2. Zweck der Unterbrechung ist, dem Insolvenzverwalter, der mit Eröffnung des Insolvenzverfahrens anstelle des Insolvenzschuldners die Verwaltungs- und Verfügungsbefugnis über das zur Insolvenzmasse des Insolvenzschuldners gehörende Vermögen erlangt, ausreichend Zeit einzuräumen, über die Fortführung der vom Insolvenzschuldner eingeleiteten Klageverfahren bzw. Einspruchsverfahren unter dem Gesichtspunkt der gemeinschaftlichen Befriedigung der Gläubiger und im Hinblick auf einen Massebezug des Streitgegenstandes nachzudenken.
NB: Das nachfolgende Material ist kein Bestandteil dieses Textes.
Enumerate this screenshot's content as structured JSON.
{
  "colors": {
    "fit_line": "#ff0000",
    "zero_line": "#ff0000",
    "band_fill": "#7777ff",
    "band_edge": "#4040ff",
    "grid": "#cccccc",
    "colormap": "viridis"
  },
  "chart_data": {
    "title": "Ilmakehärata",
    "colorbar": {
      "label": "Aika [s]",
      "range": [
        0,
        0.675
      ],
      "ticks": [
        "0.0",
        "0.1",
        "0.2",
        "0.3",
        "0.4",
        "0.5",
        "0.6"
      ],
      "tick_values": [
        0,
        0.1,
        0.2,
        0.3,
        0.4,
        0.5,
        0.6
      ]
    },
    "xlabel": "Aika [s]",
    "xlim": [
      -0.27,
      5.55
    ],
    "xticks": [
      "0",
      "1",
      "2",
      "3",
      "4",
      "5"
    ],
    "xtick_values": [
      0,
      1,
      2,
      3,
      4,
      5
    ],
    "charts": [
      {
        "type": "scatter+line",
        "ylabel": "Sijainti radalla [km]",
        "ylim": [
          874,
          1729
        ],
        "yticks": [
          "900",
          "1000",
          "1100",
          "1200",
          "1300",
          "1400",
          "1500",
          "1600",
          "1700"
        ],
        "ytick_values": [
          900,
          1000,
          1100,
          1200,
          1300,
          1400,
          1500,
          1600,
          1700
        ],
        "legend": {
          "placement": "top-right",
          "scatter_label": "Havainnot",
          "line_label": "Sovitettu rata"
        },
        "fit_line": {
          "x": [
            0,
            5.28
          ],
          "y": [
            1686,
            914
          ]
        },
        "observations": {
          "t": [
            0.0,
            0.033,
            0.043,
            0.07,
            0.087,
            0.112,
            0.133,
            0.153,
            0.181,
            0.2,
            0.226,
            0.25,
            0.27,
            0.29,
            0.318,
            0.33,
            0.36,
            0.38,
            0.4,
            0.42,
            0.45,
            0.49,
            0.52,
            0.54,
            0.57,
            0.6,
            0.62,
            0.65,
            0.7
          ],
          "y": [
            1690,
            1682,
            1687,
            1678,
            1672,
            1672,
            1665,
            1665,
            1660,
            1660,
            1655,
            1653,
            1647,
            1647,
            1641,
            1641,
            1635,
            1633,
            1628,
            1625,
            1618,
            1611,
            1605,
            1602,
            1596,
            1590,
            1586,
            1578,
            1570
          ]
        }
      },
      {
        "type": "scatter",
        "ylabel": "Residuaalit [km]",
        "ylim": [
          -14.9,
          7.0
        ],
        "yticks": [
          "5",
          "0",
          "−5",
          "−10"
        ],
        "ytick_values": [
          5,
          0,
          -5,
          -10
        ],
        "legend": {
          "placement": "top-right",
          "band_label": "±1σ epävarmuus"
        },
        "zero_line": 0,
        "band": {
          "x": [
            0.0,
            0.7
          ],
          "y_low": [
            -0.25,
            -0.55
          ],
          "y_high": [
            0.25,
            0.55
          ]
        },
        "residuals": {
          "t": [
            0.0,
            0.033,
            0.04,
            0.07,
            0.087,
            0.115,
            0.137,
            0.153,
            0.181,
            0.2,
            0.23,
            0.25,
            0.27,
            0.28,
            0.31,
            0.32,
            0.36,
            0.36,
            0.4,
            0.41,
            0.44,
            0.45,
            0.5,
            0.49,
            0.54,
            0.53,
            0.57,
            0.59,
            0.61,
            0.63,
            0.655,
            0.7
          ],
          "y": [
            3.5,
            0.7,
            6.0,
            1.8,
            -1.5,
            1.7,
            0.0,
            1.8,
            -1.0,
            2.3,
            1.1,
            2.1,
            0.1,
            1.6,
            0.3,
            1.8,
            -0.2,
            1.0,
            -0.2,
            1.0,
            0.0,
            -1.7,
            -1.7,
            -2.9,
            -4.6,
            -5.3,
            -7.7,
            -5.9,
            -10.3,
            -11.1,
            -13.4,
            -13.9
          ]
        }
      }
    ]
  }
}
3. Durch die wirksame Einspruchseinlegung sind vorliegend jedoch Einspruchsverfahren eingeleitet worden, die gemäß § 367 Abs. 2 S. 2 AO rein abstrakt zu einer Verböserung (= Änderung zum Nachteil) der angefochtenen Einkommensteuerbescheide führen können, unabhängig davon, dass die in den angefochtenen Bescheiden festgesetzten Steuern bezahlt sind.
4. Die Konsequenz der abstrakt möglichen Verböserung ist die dann abstrakt notwendige Anmeldung der dann höheren Steuerforderungen zur Insolvenztabelle mit Auswirkungen auf die Insolvenzmasse, da eine Verböserung in Gestalt von Einspruchsentscheidungen ausscheidet, denn sie würde einer im Insolvenzverfahren nicht zulässigen erstmaligen Festsetzung einer Steuerschuld gleichstehen (AEAO 5.3.1.2.2.).
Sachverhalt
Streitig ist, ob der Beklagte drei Einspruchsentscheidungen vom 13.12.2012 betreffend Einkommensteuer 2003-2007 gegenüber der Klägerin, der Insolvenzverwalterin über das Vermögen des Herrn A, rechtmäßig erlassen hat.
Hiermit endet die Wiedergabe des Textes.